Turbulence Structure Laboratory, School of Mechanical Engineering, Tel Aviv University, Tel Aviv, Israel.
Department of Cancer Biology, Cancer Institute, University College London, London, UK.
Sci Rep. 2023 Jan 23;13(1):1249. doi: 10.1038/s41598-023-28328-2.

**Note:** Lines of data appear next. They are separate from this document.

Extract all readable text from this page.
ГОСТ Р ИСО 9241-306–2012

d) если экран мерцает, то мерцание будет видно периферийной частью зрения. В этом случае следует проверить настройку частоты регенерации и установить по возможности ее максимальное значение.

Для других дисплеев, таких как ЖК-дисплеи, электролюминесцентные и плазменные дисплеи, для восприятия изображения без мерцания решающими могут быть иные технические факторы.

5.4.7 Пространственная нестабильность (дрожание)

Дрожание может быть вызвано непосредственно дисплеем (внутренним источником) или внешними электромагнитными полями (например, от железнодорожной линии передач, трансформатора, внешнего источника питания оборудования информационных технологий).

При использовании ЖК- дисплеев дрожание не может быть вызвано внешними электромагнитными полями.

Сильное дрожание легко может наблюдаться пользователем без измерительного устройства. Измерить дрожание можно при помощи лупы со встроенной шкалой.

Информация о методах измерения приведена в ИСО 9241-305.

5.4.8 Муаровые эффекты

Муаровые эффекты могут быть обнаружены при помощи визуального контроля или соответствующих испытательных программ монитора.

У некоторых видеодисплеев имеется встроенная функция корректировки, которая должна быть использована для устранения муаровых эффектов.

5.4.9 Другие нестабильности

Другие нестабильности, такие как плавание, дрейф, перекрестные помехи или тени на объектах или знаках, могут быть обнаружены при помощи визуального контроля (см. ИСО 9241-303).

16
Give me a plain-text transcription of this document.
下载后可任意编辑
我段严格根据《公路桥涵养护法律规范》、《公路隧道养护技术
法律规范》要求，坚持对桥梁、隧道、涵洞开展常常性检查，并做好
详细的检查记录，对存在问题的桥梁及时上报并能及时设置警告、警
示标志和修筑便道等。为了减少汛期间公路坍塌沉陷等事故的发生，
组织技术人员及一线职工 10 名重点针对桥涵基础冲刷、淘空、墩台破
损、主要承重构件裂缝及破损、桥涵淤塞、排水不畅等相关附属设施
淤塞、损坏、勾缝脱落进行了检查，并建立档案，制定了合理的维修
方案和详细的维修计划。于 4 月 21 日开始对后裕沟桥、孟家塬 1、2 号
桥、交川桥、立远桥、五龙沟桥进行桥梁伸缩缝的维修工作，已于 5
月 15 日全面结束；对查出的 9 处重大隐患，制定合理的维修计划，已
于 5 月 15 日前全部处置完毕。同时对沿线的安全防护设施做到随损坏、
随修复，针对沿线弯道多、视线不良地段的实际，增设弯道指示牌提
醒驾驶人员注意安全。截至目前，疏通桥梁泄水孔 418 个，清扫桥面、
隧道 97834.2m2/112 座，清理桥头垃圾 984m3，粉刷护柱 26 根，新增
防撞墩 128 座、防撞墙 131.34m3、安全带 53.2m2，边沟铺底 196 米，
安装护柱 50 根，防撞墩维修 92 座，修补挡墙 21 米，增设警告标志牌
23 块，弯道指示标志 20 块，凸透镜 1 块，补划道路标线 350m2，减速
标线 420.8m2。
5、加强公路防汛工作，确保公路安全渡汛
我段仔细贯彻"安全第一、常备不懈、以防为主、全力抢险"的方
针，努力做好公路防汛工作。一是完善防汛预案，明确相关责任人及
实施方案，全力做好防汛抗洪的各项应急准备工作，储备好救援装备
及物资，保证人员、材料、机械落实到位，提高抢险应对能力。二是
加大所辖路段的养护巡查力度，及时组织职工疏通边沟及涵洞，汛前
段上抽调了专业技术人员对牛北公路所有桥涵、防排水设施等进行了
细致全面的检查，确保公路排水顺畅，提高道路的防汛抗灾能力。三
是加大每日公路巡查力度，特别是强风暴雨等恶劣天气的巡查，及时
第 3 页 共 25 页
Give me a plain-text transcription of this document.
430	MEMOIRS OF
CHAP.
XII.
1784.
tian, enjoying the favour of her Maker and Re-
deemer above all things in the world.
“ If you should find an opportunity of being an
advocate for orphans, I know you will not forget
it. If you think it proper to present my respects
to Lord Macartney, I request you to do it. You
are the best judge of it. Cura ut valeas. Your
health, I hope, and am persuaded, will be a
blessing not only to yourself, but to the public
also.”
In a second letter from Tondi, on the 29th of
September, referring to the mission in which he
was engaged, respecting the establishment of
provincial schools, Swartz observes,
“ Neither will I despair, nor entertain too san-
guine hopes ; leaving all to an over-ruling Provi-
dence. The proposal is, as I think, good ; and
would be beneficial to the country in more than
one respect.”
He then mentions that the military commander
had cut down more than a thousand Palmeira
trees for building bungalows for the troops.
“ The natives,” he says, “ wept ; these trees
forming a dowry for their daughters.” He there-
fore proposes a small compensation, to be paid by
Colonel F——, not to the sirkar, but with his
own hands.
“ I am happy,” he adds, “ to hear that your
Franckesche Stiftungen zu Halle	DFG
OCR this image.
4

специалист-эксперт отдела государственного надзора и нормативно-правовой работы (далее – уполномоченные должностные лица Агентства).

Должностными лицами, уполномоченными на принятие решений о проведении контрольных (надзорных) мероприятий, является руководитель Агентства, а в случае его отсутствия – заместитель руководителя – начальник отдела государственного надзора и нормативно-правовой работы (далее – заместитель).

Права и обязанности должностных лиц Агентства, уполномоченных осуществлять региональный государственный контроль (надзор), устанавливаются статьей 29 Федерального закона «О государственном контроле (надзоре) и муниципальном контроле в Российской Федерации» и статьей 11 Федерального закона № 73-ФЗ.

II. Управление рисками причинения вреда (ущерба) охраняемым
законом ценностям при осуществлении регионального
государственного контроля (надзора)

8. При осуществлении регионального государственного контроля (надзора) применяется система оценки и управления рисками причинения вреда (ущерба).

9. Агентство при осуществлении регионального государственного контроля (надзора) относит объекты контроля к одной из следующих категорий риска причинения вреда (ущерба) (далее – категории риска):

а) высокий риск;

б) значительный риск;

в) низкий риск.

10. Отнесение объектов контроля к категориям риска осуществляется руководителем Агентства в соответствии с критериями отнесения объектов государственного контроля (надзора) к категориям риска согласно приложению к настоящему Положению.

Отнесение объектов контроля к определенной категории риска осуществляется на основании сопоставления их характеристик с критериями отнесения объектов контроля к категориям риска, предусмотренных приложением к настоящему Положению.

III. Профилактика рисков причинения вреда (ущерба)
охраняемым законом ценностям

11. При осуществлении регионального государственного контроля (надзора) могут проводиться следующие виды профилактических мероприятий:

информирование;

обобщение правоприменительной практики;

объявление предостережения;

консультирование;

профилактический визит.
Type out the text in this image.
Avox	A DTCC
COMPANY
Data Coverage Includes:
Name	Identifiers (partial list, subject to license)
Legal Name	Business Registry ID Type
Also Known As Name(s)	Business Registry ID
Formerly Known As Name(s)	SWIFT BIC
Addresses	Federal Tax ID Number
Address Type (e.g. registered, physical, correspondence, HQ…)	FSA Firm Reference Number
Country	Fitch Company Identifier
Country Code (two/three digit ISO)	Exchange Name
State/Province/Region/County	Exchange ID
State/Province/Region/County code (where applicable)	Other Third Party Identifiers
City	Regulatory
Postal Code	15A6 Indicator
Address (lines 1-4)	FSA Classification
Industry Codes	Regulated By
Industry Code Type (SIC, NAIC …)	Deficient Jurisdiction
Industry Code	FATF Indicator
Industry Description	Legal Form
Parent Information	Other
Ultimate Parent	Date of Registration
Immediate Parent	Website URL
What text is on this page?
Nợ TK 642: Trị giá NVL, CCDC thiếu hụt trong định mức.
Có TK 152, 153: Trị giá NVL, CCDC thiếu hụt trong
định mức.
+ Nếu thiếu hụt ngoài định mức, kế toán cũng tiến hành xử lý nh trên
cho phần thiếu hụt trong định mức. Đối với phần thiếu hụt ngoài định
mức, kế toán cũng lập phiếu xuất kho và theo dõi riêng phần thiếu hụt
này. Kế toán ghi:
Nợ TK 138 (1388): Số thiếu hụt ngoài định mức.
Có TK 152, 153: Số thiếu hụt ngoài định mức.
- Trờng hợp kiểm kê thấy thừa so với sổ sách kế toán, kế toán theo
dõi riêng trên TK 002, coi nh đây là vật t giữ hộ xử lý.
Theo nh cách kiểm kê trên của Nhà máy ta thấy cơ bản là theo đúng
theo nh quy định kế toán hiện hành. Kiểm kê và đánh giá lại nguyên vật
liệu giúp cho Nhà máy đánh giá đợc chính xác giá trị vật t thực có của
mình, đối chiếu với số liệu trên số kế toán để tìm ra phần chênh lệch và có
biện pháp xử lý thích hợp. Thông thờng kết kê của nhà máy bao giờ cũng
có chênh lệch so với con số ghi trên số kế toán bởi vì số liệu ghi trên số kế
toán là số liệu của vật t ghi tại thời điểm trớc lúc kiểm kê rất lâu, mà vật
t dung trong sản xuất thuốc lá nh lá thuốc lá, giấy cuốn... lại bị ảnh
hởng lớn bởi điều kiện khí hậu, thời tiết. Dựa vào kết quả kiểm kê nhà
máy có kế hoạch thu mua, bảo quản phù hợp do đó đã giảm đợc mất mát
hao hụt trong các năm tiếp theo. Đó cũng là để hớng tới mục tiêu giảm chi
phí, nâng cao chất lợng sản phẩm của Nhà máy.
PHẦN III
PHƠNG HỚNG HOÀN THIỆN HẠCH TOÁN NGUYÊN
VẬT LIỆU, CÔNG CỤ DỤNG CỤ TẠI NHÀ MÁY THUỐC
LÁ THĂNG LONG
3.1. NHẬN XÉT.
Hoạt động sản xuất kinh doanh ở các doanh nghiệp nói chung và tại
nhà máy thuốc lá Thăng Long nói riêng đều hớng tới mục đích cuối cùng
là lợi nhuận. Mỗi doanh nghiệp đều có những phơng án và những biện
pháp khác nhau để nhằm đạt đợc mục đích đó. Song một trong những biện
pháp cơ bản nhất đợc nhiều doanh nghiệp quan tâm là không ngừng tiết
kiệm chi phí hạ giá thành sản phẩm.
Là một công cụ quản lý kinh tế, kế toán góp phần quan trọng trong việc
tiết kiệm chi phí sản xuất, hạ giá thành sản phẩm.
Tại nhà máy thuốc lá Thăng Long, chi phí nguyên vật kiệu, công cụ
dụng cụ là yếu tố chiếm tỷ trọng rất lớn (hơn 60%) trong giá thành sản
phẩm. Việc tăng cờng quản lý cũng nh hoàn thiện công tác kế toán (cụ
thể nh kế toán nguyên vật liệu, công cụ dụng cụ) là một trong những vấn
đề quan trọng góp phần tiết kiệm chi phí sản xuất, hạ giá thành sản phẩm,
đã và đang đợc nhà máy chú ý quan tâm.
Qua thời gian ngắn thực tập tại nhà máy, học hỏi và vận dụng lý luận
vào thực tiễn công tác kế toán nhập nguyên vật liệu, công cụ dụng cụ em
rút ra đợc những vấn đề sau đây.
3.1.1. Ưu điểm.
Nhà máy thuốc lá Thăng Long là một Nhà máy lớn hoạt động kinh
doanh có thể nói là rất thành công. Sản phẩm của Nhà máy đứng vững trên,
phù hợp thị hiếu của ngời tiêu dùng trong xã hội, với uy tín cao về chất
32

Discovering a meaningful symbolic expression that explains experimental data is a fundamental challenge in many scientific fields. We present a novel, open-source computational framework called Scientist-Machine Equation Detector (SciMED), which integrates scientific discipline wisdom in a scientist-in-the-loop approach, with state-of-the-art symbolic regression (SR) methods. SciMED combines a wrapper selection method, that is based on a genetic algorithm, with automatic machine learning and two levels of SR methods. We test SciMED on five configurations of a settling sphere, with and without aerodynamic non-linear drag force, and with excessive noise in the measurements. We show that SciMED is sufficiently robust to discover the correct physically meaningful symbolic expressions from the data, and demonstrate how the integration of domain knowledge enhances its performance. Our results indicate better performance on these tasks than the state-of-the-art SR software packages , even in cases where no knowledge is integrated. Moreover, we demonstrate how SciMED can alert the user about possible missing features, unlike the majority of current SR systems.
发现能够解释实验数据的有意义的符号表达式是许多科学领域的基本挑战。我们提出了一种新颖的开源计算框架,称为科学家-机器方程探测器(SciMED),它将科学学科的智慧集成到一个科学家在环的方法中,并结合了最先进的符号回归(SR)方法。SciMED 结合了基于遗传算法的包装器选择方法、自动机器学习和两级 SR 方法。我们在带有和不带有空气动力非线性阻力的五个沉降球配置以及测量中存在过度噪声的情况下测试了 SciMED。我们表明,SciMED 足够强大,可以从数据中发现正确的具有物理意义的符号表达式,并展示了如何集成领域知识来提高其性能。我们的结果表明,即使在没有集成知识的情况下,SciMED 在这些任务上的性能也优于最先进的 SR 软件包。此外,我们展示了 SciMED 如何能够提醒用户可能缺少的特征,而不像当前大多数 SR 系统那样。